Eine ergibt sich daraus, dass die AutorInnen dem IAE eine soziale Substanz zuschreiben, eine eigene Sprachgemeinschaft, die sie, nicht weniger willkürlich, in zwei Schritten konstruieren. Auf einer deskriptiven Ebene definieren sie die Gemeinschaft des IAE zunächst schlicht und einfach als die Kunstwelt: „das Netzwerk von Personen [...], die in professionellen Zusammenhängen die materiellen und nichtmateriellen Objekte erschaffen, die in der Öffentlichkeit als zeitgenössische Kunst wahrgenommen werden.“10 Dazu zählen nicht nur KünstlerInnen und KuratorInnen, sondern das breite Spektrum derer, die in irgendeiner Weise an der Produktion zeitgenössischer Kunst mitwirken, unter anderem GaleristInnen, MuseumdirektorInnen, SammlerInnen, AutorInnen, HerausgeberInnen von Kunstzeitschriften, PraktikantInnen und KunstgeschichtsprofessorInnen.11 Was diese Personen verbindet, ist ihr Wille, ein internationales Publikum anzusprechen, und die Verfügbarkeit der dazu notwendigen Technologie, das Internet.

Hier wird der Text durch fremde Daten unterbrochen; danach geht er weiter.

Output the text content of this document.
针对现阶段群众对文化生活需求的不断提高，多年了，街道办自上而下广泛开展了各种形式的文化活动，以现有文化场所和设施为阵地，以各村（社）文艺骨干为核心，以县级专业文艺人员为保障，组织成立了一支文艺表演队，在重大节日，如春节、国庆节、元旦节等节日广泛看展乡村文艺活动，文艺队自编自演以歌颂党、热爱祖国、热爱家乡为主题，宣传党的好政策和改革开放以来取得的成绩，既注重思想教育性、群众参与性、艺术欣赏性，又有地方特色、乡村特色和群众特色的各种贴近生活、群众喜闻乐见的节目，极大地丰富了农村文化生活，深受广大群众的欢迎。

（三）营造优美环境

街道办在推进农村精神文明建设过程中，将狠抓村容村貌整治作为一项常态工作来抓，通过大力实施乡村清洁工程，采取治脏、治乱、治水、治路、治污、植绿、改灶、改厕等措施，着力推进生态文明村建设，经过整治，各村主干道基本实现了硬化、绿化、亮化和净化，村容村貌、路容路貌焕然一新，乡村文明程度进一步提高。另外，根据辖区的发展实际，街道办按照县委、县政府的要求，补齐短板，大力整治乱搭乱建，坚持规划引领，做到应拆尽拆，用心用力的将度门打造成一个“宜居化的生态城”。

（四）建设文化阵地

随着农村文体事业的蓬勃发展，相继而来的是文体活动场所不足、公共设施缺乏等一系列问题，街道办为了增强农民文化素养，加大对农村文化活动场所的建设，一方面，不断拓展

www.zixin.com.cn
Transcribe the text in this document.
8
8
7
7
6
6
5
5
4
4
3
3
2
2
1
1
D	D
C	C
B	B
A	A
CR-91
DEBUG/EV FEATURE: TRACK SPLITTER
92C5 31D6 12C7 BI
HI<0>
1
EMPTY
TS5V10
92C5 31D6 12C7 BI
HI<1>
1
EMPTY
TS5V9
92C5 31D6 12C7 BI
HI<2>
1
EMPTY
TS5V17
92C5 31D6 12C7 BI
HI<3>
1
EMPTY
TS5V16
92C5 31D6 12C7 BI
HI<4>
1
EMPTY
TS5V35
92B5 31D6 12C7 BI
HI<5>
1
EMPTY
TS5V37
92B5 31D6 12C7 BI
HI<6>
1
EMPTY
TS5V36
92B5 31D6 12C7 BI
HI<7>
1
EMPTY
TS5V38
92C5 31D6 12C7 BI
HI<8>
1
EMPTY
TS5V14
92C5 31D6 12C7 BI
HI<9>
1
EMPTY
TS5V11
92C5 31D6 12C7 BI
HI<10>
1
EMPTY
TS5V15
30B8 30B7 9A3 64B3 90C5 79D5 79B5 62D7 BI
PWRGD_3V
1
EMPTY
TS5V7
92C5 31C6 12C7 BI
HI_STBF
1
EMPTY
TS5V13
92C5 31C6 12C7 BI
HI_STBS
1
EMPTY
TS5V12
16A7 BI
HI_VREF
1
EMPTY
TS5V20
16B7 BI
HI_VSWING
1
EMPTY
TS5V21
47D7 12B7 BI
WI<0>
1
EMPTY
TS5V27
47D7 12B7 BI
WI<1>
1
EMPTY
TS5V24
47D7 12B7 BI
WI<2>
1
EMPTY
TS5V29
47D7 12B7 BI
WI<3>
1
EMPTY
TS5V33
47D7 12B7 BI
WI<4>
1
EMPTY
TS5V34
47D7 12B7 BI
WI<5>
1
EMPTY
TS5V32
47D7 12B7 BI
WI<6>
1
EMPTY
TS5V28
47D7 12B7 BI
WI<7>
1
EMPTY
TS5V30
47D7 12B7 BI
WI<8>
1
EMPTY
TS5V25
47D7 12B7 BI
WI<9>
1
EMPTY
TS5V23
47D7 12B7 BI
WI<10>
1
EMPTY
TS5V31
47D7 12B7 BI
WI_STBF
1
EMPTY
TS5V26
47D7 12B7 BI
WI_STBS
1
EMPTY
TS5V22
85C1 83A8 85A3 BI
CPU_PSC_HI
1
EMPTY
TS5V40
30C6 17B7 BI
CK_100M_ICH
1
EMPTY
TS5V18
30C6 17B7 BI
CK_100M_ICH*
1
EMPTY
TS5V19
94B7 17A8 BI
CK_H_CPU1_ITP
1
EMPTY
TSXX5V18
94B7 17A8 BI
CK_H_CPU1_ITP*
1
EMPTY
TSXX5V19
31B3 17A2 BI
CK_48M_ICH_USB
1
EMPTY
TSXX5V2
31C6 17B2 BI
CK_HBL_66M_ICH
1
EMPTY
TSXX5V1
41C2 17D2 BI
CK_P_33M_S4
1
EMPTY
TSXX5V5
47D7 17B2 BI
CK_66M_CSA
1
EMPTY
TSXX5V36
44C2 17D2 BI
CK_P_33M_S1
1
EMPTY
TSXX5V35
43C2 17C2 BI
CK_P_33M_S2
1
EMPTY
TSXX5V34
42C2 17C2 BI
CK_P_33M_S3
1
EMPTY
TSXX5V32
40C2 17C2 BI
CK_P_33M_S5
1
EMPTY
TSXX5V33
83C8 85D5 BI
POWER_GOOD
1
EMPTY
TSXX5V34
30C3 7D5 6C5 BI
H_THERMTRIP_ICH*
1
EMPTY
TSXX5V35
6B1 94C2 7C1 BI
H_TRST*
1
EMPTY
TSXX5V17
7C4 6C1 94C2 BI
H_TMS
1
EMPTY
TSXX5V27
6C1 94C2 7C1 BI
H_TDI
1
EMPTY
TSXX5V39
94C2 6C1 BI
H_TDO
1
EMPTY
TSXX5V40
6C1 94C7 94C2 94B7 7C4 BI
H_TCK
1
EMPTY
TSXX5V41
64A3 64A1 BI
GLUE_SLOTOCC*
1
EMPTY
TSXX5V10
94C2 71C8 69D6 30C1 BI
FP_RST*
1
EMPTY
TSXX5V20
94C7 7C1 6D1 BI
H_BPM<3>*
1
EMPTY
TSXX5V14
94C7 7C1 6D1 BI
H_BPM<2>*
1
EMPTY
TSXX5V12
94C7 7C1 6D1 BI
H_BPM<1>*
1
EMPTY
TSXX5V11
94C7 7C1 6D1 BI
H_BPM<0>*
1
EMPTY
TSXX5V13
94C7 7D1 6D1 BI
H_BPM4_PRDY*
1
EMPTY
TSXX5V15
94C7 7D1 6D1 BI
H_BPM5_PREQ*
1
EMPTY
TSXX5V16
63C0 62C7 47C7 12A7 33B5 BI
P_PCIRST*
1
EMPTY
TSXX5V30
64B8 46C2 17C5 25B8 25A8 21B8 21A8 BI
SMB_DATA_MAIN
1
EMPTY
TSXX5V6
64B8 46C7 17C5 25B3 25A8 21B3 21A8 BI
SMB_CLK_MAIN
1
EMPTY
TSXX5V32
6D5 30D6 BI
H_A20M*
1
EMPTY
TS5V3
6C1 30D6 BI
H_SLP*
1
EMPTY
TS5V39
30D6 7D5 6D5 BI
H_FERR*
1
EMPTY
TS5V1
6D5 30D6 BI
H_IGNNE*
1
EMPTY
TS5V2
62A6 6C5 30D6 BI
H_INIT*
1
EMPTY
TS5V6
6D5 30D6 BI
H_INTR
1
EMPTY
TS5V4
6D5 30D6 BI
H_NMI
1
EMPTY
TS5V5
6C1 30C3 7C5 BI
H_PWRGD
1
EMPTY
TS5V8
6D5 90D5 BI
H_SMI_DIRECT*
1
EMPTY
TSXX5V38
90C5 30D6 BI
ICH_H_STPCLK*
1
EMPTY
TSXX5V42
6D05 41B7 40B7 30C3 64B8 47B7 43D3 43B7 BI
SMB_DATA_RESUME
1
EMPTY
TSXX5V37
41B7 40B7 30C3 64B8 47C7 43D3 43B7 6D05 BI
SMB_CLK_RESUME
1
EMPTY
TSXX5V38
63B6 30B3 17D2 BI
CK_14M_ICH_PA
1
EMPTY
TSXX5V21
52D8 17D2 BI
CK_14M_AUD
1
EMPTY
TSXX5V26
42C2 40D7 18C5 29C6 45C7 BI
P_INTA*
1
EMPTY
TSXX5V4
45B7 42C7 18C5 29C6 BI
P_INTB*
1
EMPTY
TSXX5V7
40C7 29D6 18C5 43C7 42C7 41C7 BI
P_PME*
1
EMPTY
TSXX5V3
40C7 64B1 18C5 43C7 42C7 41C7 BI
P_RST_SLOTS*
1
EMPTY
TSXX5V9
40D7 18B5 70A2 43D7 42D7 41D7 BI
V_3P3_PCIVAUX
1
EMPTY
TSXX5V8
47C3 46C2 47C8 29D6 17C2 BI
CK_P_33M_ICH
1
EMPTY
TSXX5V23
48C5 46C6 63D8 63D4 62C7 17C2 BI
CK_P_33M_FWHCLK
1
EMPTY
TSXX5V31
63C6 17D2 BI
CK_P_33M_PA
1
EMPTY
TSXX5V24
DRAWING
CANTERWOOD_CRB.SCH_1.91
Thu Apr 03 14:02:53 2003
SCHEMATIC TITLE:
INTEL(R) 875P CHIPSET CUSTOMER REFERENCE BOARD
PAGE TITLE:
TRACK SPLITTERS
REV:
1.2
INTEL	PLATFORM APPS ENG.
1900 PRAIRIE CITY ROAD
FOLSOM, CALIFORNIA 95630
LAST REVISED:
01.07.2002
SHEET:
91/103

Nun zur normativen Ebene. Sie wird schon im Motto des Essays angekündigt, einem Zitat des britischen Anthropologen Edmund R. Leach12, der auf ein bestimmtes Sprachregister hinweist, nämlich das „Englisch der oberen Mittelschicht“ bzw. einfach eine „elitäre Sprache“, die einer Elite nicht nur dazu dient, ihre Mitglieder zu identifizieren und ihren sozialen Status zu bestätigen, sondern auch dazu, „sich von der gemeinen Masse abzugrenzen“, die versucht, sie nachzuahmen.13 Rule und Levine möchten offenbar, dass wir das IAE ähnlich verstehen, nämlich als Instrument der Klassendistinktion, das die soziale und kulturelle Distanz zwischen der Elite und „dem gemeinen Volk“ sprachlich festschreibt und immer wieder aufs Neue bestätigt. Sie verleihen dieser Sprache genau genommen eine gesellschaftsbildende Funktion, die Fähigkeit, performativ eine eigene (elitäre) Gemeinschaft zu erschaffen. Sie verwenden sogar explizit Althussers Konzept der „Interpellation“ (Anrufung) und verweisen damit auf den ideologischen Charakter des IAE: Es adressiert seine Sprecher als Mitglieder einer gemeinsamen, „auf fantastische Weise mobilen und glamourösen“14 (Kunst-)Welt.
Aus der Sicht von Rule und Levine, den ErfinderInnen des IAE, ist es nicht nur die Sprache einer Elite, ein Code, in dem die Kunstwelt sich erkennt und reproduziert, sondern gleichermaßen eine elitäre Sprache,15 eine Sprache, die schon in ihrer Struktur elitär ist, also in der Art und Weise, wie sie unsere Beziehung zu anderen und zur Welt bestimmt.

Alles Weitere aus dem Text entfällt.